動画コーナー
遠州灘の海鳴・波小僧
2016/1/1
砂浜に出ると、三つの波音が、競うように園児たちに話し掛けていた。
寄せる波は荒々しく声高。引く波は優しくささやくよう。遠くから低く響く海鳴りは、ネコが喉を鳴らす音に似ている。「ねえ遊ぼうよ、遊んでよ」。人懐っこい笑顔を浮かべて子どもたちを誘う「波小僧」の姿が、ふと見えた気がした。
遠州灘の海鳴りは、小さな妖かしの波小僧が奏でる。はるか昔、漁師の網にかかった波小僧が、逃がしてほしいと懇願した。

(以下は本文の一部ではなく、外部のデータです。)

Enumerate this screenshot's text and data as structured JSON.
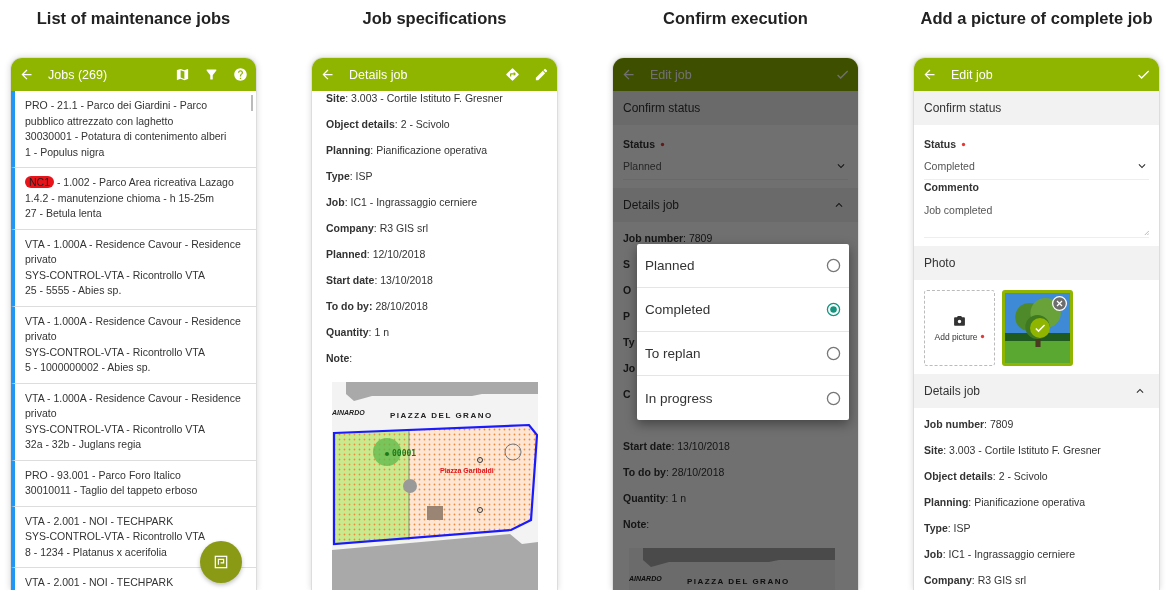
{
  "panels": [
    {
      "caption": "List of maintenance jobs",
      "screen": {
        "kind": "list",
        "title": "Jobs (269)",
        "jobs": [
          {
            "lines": [
              "PRO - 21.1 - Parco dei Giardini - Parco pubblico attrezzato con laghetto",
              "30030001 - Potatura di contenimento alberi",
              "1 - Populus nigra"
            ]
          },
          {
            "tag": "NC1",
            "lines": [
              "- 1.002 - Parco Area ricreativa Lazago",
              "1.4.2 - manutenzione chioma - h 15-25m",
              "27 - Betula lenta"
            ]
          },
          {
            "lines": [
              "VTA - 1.000A - Residence Cavour - Residence privato",
              "SYS-CONTROL-VTA - Ricontrollo VTA",
              "25 - 5555 - Abies sp."
            ]
          },
          {
            "lines": [
              "VTA - 1.000A - Residence Cavour - Residence privato",
              "SYS-CONTROL-VTA - Ricontrollo VTA",
              "5 - 1000000002 - Abies sp."
            ]
          },
          {
            "lines": [
              "VTA - 1.000A - Residence Cavour - Residence privato",
              "SYS-CONTROL-VTA - Ricontrollo VTA",
              "32a - 32b - Juglans regia"
            ]
          },
          {
            "lines": [
              "PRO - 93.001 - Parco Foro Italico",
              "30010011 - Taglio del tappeto erboso"
            ]
          },
          {
            "lines": [
              "VTA - 2.001 - NOI - TECHPARK",
              "SYS-CONTROL-VTA - Ricontrollo VTA",
              "8 - 1234 - Platanus x acerifolia"
            ]
          },
          {
            "lines": [
              "VTA - 2.001 - NOI - TECHPARK"
            ]
          }
        ]
      }
    },
    {
      "caption": "Job specifications",
      "screen": {
        "kind": "details",
        "title": "Details job",
        "rows": [
          "**Site**: 3.003 - Cortile Istituto F. Gresner",
          "**Object details**: 2 - Scivolo",
          "**Planning**: Pianificazione operativa",
          "**Type**: ISP",
          "**Job**: IC1 - Ingrassaggio cerniere",
          "**Company**: R3 GIS srl",
          "**Planned**: 12/10/2018",
          "**Start date**: 13/10/2018",
          "**To do by:** 28/10/2018",
          "**Quantity**: 1 n",
          "**Note**:"
        ],
        "map": {
          "street_labels": [
            "AINARDO",
            "PIAZZA DEL GRANO"
          ],
          "feature_label": "00001",
          "area_label": "Piazza Garibaldi"
        }
      }
    },
    {
      "caption": "Confirm execution",
      "screen": {
        "kind": "edit",
        "title": "Edit job",
        "sections": [
          {
            "kind": "status",
            "title": "Confirm status",
            "fields": [
              {
                "kind": "select",
                "label": "Status",
                "required": true,
                "value": "Planned"
              }
            ]
          },
          {
            "kind": "details",
            "title": "Details job",
            "expanded": true,
            "rows": [
              "**Job number**: 7809",
              "**S**",
              "**O**",
              "**P**",
              "**Ty**",
              "**Jo**",
              "**C**"
            ],
            "rows_below_dialog": [
              "**Start date**: 13/10/2018",
              "**To do by**: 28/10/2018",
              "**Quantity**: 1 n",
              "**Note**:"
            ],
            "map": {
              "street_labels": [
                "AINARDO",
                "PIAZZA DEL GRANO"
              ]
            }
          }
        ],
        "dialog": {
          "options": [
            {
              "label": "Planned",
              "selected": false
            },
            {
              "label": "Completed",
              "selected": true
            },
            {
              "label": "To replan",
              "selected": false
            },
            {
              "label": "In progress",
              "selected": false
            }
          ]
        }
      }
    },
    {
      "caption": "Add a picture of complete job",
      "screen": {
        "kind": "edit",
        "title": "Edit job",
        "sections": [
          {
            "kind": "status",
            "title": "Confirm status",
            "fields": [
              {
                "kind": "select",
                "label": "Status",
                "required": true,
                "value": "Completed"
              },
              {
                "kind": "textarea",
                "label": "Commento",
                "required": false,
                "value": "Job completed"
              }
            ]
          },
          {
            "kind": "photo",
            "title": "Photo",
            "add_label": "Add picture",
            "required": true,
            "photos": [
              {
                "selected": true
              }
            ]
          },
          {
            "kind": "details",
            "title": "Details job",
            "expanded": true,
            "rows": [
              "**Job number**: 7809",
              "**Site**: 3.003 - Cortile Istituto F. Gresner",
              "**Object details**: 2 - Scivolo",
              "**Planning**: Pianificazione operativa",
              "**Type**: ISP",
              "**Job**: IC1 - Ingrassaggio cerniere",
              "**Company**: R3 GIS srl"
            ]
          }
        ]
      }
    }
  ]
}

「雨と嵐をお知らせしますから」。海に戻すと、ほかの海にはない独特の海鳴りが聞こえるようになった。「東南から聞こえる時は雨」「極端に東なら台風」。天気の変わり目を早めに知らせ、漁師を助けてきたという。
浜の近くにある、あすなろ幼稚園の園児たちは、海と大の仲良し。「今日の海はご機嫌だね」「波が怒ってるみたい」。波小僧の声を全身で受け止める。この子たちには、海鳴りや波音が古里の音。大人になろうと、心の奥から消えることはない。